Milan // Italy

Hi friends!!

I am happily writing this post from my house in Palermo after returning from an incredible traipse through Milan and Rome. 

I went into this trip a little apprehensively, as Milan has a less-than-glowing reputation. Friends said to skip it, the ever-trusty Internet gave the city a resounding “meh”, and my host dad, once a Milan resident himself, jokingly claims the best part of Milan is the train ride back to Rome. Hence, the trepidation.

I am very happy to report that I couldn’t disagree more. I loved Milan! After much thought, I have decided the discrepancy here lies in Milan's spot in the tourism ladder. Between the colorful Amalfi coast and the historical beauty of Rome, Milan is distinctly different, visually. Coming from other places, I imagine it can be disappointing to see a true city if you're expecting pink houses squeezed between ancient ruins. However, I make a strong case that Milan's beauty lies instead in its urban character.
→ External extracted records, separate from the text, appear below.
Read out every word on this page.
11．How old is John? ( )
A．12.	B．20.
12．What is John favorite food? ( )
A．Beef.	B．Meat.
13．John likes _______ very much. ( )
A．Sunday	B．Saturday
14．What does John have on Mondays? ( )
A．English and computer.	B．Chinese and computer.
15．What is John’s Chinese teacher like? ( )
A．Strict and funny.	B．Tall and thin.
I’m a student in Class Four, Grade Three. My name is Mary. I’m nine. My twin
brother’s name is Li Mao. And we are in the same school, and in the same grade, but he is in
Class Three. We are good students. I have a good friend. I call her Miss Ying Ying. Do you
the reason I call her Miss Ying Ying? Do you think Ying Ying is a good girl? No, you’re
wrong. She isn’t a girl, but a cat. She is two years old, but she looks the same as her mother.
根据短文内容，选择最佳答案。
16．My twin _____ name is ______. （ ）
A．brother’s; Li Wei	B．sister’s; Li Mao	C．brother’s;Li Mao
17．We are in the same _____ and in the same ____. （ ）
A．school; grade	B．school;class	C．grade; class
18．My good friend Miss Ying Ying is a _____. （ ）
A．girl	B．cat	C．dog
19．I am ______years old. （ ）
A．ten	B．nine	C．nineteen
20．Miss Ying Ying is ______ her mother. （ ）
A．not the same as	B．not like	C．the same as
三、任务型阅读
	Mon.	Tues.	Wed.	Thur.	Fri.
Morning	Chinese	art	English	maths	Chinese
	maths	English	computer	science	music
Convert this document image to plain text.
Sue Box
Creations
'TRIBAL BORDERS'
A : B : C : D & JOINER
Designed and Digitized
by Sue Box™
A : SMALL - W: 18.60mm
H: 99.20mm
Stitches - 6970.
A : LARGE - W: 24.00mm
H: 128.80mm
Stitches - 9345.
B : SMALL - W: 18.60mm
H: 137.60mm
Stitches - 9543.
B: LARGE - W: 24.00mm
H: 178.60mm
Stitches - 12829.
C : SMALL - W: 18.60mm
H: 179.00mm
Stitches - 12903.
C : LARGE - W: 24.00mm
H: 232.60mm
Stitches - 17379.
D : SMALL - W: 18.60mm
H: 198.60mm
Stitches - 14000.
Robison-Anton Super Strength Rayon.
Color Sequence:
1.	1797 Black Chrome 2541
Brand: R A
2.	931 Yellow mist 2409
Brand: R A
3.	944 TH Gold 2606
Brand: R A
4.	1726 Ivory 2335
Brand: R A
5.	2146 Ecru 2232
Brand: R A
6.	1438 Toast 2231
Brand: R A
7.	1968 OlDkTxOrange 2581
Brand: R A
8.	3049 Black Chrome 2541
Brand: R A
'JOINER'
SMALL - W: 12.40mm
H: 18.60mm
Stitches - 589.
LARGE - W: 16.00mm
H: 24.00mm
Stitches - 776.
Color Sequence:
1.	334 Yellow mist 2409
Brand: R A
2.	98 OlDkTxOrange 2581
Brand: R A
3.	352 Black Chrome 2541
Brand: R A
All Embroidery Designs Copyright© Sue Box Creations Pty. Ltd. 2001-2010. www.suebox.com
Often, I find a thick layer of tourists and stores boasting massive boards of *insert city here* fridge magnets to be exhausting and difficult to ignore when visiting a large city; however, in Milan I felt there were so many places to see that it had a bit of a diaspora effect on the hordes of visitors. It certainly did not hinder the feeling of wonder on my first night when I exited the Metro directly into the magnificent Duomo or block my need to spin in delighted circles under the dome of the Galleria Vittorio Emanuele II. The city is constantly bustling, which made me feel so at home and nostalgic for my beloved Chicago and the always-hustling Brits of London.
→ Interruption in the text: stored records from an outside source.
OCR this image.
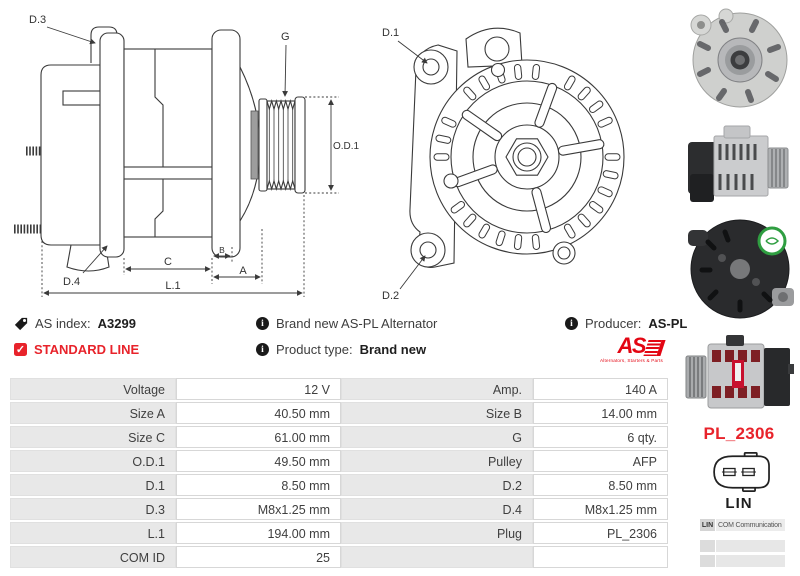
D.3
G
O.D.1
D.4
C
B
A
L.1
D.1
D.2
AS index: A3299
✓ STANDARD LINE
i Brand new AS-PL Alternator
i Product type: Brand new
i Producer: AS-PL
AS
Alternators, Starters & Parts
Voltage	12 V	Amp.	140 A
Size A	40.50 mm	Size B	14.00 mm
Size C	61.00 mm	G	6 qty.
O.D.1	49.50 mm	Pulley	AFP
D.1	8.50 mm	D.2	8.50 mm
D.3	M8x1.25 mm	D.4	M8x1.25 mm
L.1	194.00 mm	Plug	PL_2306
COM ID	25
PL_2306
LIN
LIN COM Communication
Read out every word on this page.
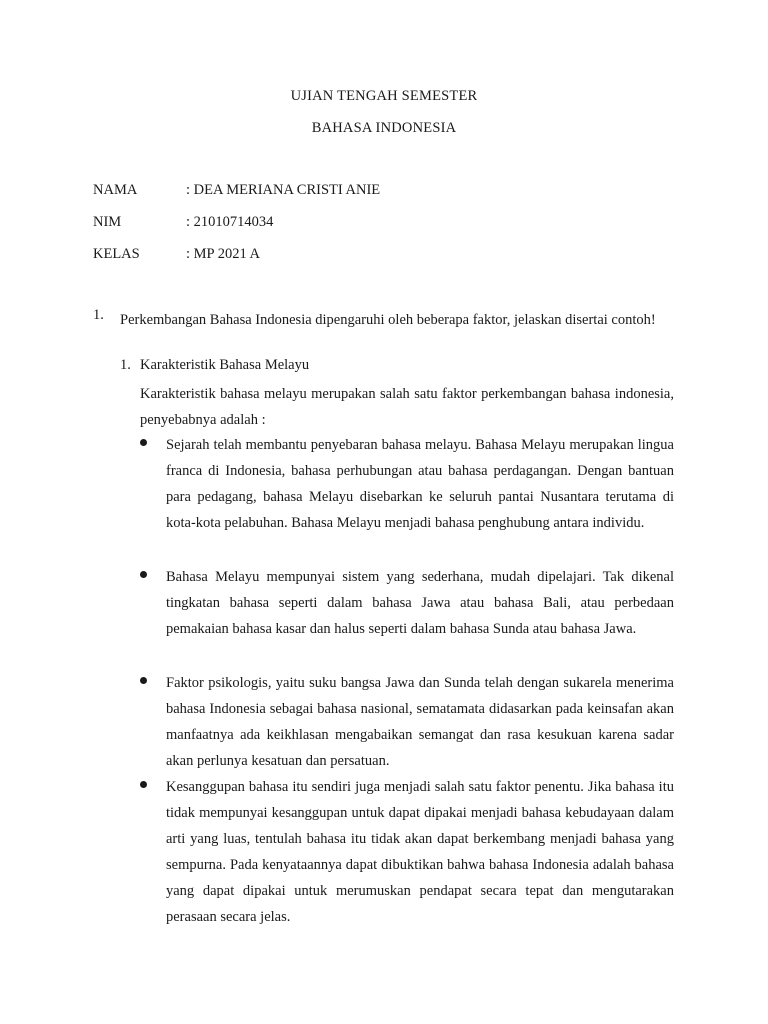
UJIAN TENGAH SEMESTER
BAHASA INDONESIA
NAMA	: DEA MERIANA CRISTI ANIE
NIM	: 21010714034
KELAS	: MP 2021 A
1. Perkembangan Bahasa Indonesia dipengaruhi oleh beberapa faktor, jelaskan disertai contoh!
1. Karakteristik Bahasa Melayu
Karakteristik bahasa melayu merupakan salah satu faktor perkembangan bahasa indonesia, penyebabnya adalah :
Sejarah telah membantu penyebaran bahasa melayu. Bahasa Melayu merupakan lingua franca di Indonesia, bahasa perhubungan atau bahasa perdagangan. Dengan bantuan para pedagang, bahasa Melayu disebarkan ke seluruh pantai Nusantara terutama di kota-kota pelabuhan. Bahasa Melayu menjadi bahasa penghubung antara individu.
Bahasa Melayu mempunyai sistem yang sederhana, mudah dipelajari. Tak dikenal tingkatan bahasa seperti dalam bahasa Jawa atau bahasa Bali, atau perbedaan pemakaian bahasa kasar dan halus seperti dalam bahasa Sunda atau bahasa Jawa.
Faktor psikologis, yaitu suku bangsa Jawa dan Sunda telah dengan sukarela menerima bahasa Indonesia sebagai bahasa nasional, sematamata didasarkan pada keinsafan akan manfaatnya ada keikhlasan mengabaikan semangat dan rasa kesukuan karena sadar akan perlunya kesatuan dan persatuan.
Kesanggupan bahasa itu sendiri juga menjadi salah satu faktor penentu. Jika bahasa itu tidak mempunyai kesanggupan untuk dapat dipakai menjadi bahasa kebudayaan dalam arti yang luas, tentulah bahasa itu tidak akan dapat berkembang menjadi bahasa yang sempurna. Pada kenyataannya dapat dibuktikan bahwa bahasa Indonesia adalah bahasa yang dapat dipakai untuk merumuskan pendapat secara tepat dan mengutarakan perasaan secara jelas.
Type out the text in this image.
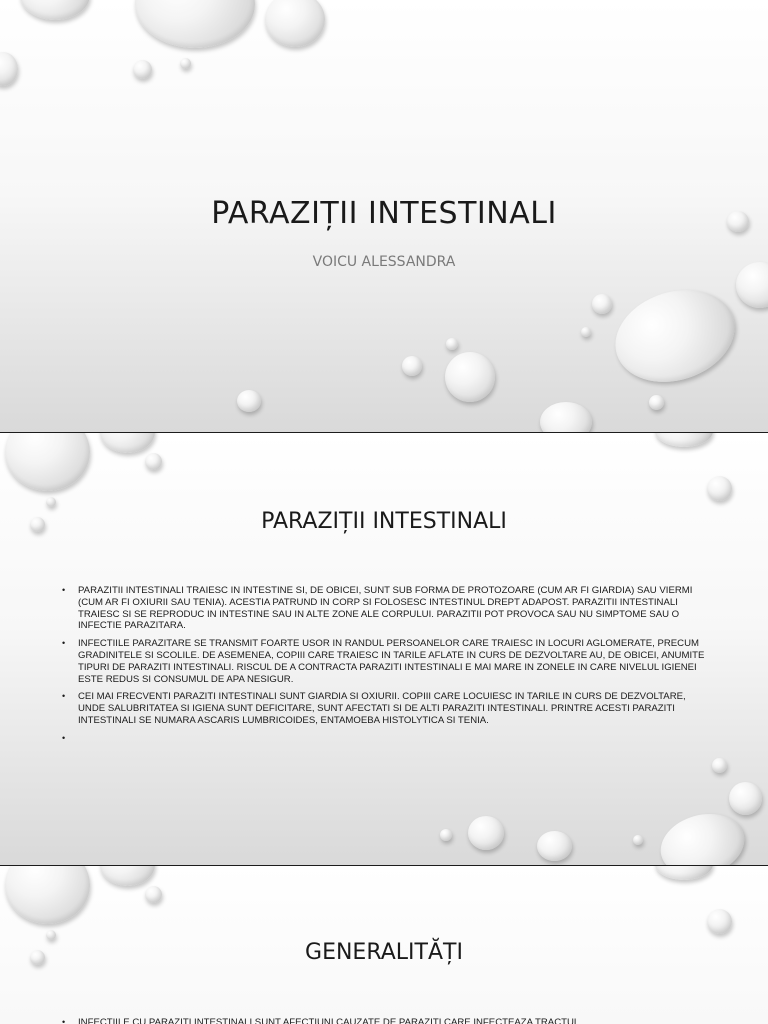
PARAZIȚII INTESTINALI
VOICU ALESSANDRA
PARAZIȚII INTESTINALI
• PARAZITII INTESTINALI TRAIESC IN INTESTINE SI, DE OBICEI, SUNT SUB FORMA DE PROTOZOARE (CUM AR FI GIARDIA) SAU VIERMI (CUM AR FI OXIURII SAU TENIA). ACESTIA PATRUND IN CORP SI FOLOSESC INTESTINUL DREPT ADAPOST. PARAZITII INTESTINALI TRAIESC SI SE REPRODUC IN INTESTINE SAU IN ALTE ZONE ALE CORPULUI. PARAZITII POT PROVOCA SAU NU SIMPTOME SAU O INFECTIE PARAZITARA.
• INFECTIILE PARAZITARE SE TRANSMIT FOARTE USOR IN RANDUL PERSOANELOR CARE TRAIESC IN LOCURI AGLOMERATE, PRECUM GRADINITELE SI SCOLILE. DE ASEMENEA, COPIII CARE TRAIESC IN TARILE AFLATE IN CURS DE DEZVOLTARE AU, DE OBICEI, ANUMITE TIPURI DE PARAZITI INTESTINALI. RISCUL DE A CONTRACTA PARAZITI INTESTINALI E MAI MARE IN ZONELE IN CARE NIVELUL IGIENEI ESTE REDUS SI CONSUMUL DE APA NESIGUR.
• CEI MAI FRECVENTI PARAZITI INTESTINALI SUNT GIARDIA SI OXIURII. COPIII CARE LOCUIESC IN TARILE IN CURS DE DEZVOLTARE, UNDE SALUBRITATEA SI IGIENA SUNT DEFICITARE, SUNT AFECTATI SI DE ALTI PARAZITI INTESTINALI. PRINTRE ACESTI PARAZITI INTESTINALI SE NUMARA ASCARIS LUMBRICOIDES, ENTAMOEBA HISTOLYTICA SI TENIA.
•
GENERALITĂȚI
• INFECTIILE CU PARAZITI INTESTINALI SUNT AFECTIUNI CAUZATE DE PARAZITI CARE INFECTEAZA TRACTUL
I also want to note that Milan was an easy city to experience inexpensively, which is always appreciated by the financially-challenged 20-somethings of the world. (Check out the hostel I stayed in, Ostello Bello Grande, if this is a priority for you-- it was the palace of all hostels.) The food game was also notable. Luini panzerotti’s -- savory doughnuts stuffed with mozzarella and tomatoes--are possibly hand-rolled by the gods, the apertivo along the canals in Navigli is hard to top, and once, by happy accident, I ordered a family-sized vat of tiramisu. It was delicious and I left Milan happily fed.

My Milan Top 3

1.     Terrace of the Duomo

2.     bikeMi to navigate the city by bike

3.     Triennale Design Museum

1. As I said before, Duomo is a showstopper. Massive and oh-so-aesthetically-pleasing against a light blue sky or black night, a person could stare forever. Because it was so fantastic, I wanted to take a closer look from the roof. Seeing the intricate statues and the lacy-looking architecture up close was a beautiful experience, and-- as I nearly slipped to my death on the slanted marble roof-- I couldn’t help but think this would never fly in the USA.
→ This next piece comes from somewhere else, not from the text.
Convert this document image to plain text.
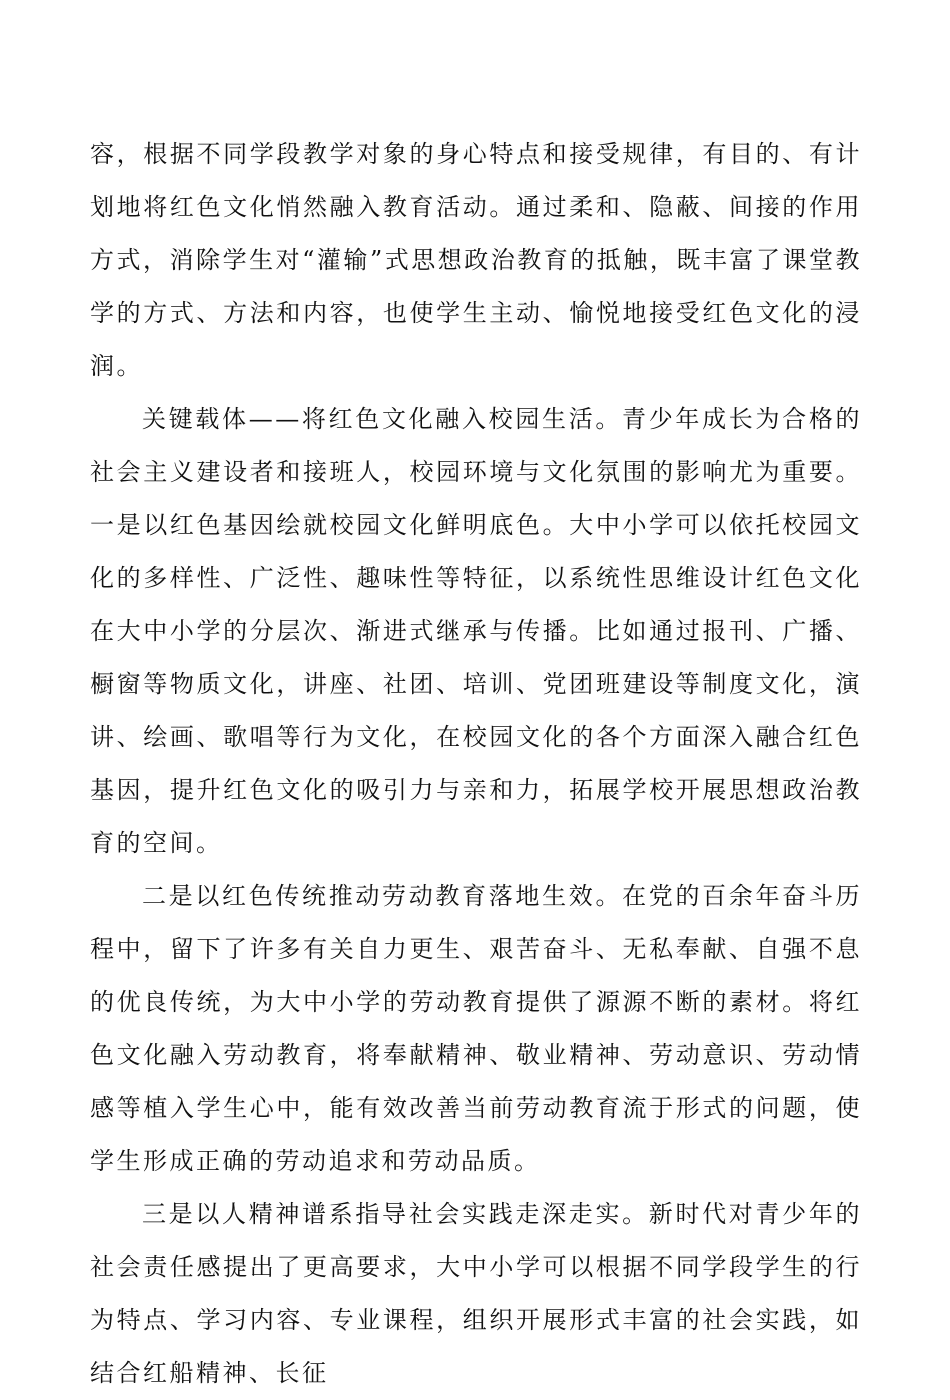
容，根据不同学段教学对象的身心特点和接受规律，有目的、有计划地将红色文化悄然融入教育活动。通过柔和、隐蔽、间接的作用方式，消除学生对“灌输”式思想政治教育的抵触，既丰富了课堂教学的方式、方法和内容，也使学生主动、愉悦地接受红色文化的浸润。

关键载体——将红色文化融入校园生活。青少年成长为合格的社会主义建设者和接班人，校园环境与文化氛围的影响尤为重要。一是以红色基因绘就校园文化鲜明底色。大中小学可以依托校园文化的多样性、广泛性、趣味性等特征，以系统性思维设计红色文化在大中小学的分层次、渐进式继承与传播。比如通过报刊、广播、橱窗等物质文化，讲座、社团、培训、党团班建设等制度文化，演讲、绘画、歌唱等行为文化，在校园文化的各个方面深入融合红色基因，提升红色文化的吸引力与亲和力，拓展学校开展思想政治教育的空间。

二是以红色传统推动劳动教育落地生效。在党的百余年奋斗历程中，留下了许多有关自力更生、艰苦奋斗、无私奉献、自强不息的优良传统，为大中小学的劳动教育提供了源源不断的素材。将红色文化融入劳动教育，将奉献精神、敬业精神、劳动意识、劳动情感等植入学生心中，能有效改善当前劳动教育流于形式的问题，使学生形成正确的劳动追求和劳动品质。

三是以人精神谱系指导社会实践走深走实。新时代对青少年的社会责任感提出了更高要求，大中小学可以根据不同学段学生的行为特点、学习内容、专业课程，组织开展形式丰富的社会实践，如结合红船精神、长征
2. As for my biking experience, bikeMi is just like Divvy or any other bike sharing program. After a subscription purchase, you get a half hour free and then you pop the bike back on the rack and get a new one. I’m not even going to lie, the first two switches were stressful as HELL. I am an awful multitasker as it is, so motorized vehicles in close proximity plus me trying to adjust a bike seat without dropping my phone into a gutter equals a disaster on wheels. But, once I got the hang of it, I was off! I saw the entire city this way and was able to hop off or go inside at my leisure. Highly recommend this mode of transportation, as long as you have an ounce of patience. (I do not, as made obvious by the tire marks all over my legs).

Finally, the Triennale Design Museum! This place was heavenly. Located inside Parco Sempione, the Museum was a) air conditioned and b) full of architecture, shiny structures masquerading as uteruses, and delightful installations that made me think about art’s place in even the most mundane life experiences. In this case, pictures will tell the story better than words.

In the end, I wasn’t quite ready to leave the happy, busy streets of Milan, but Rome was calling!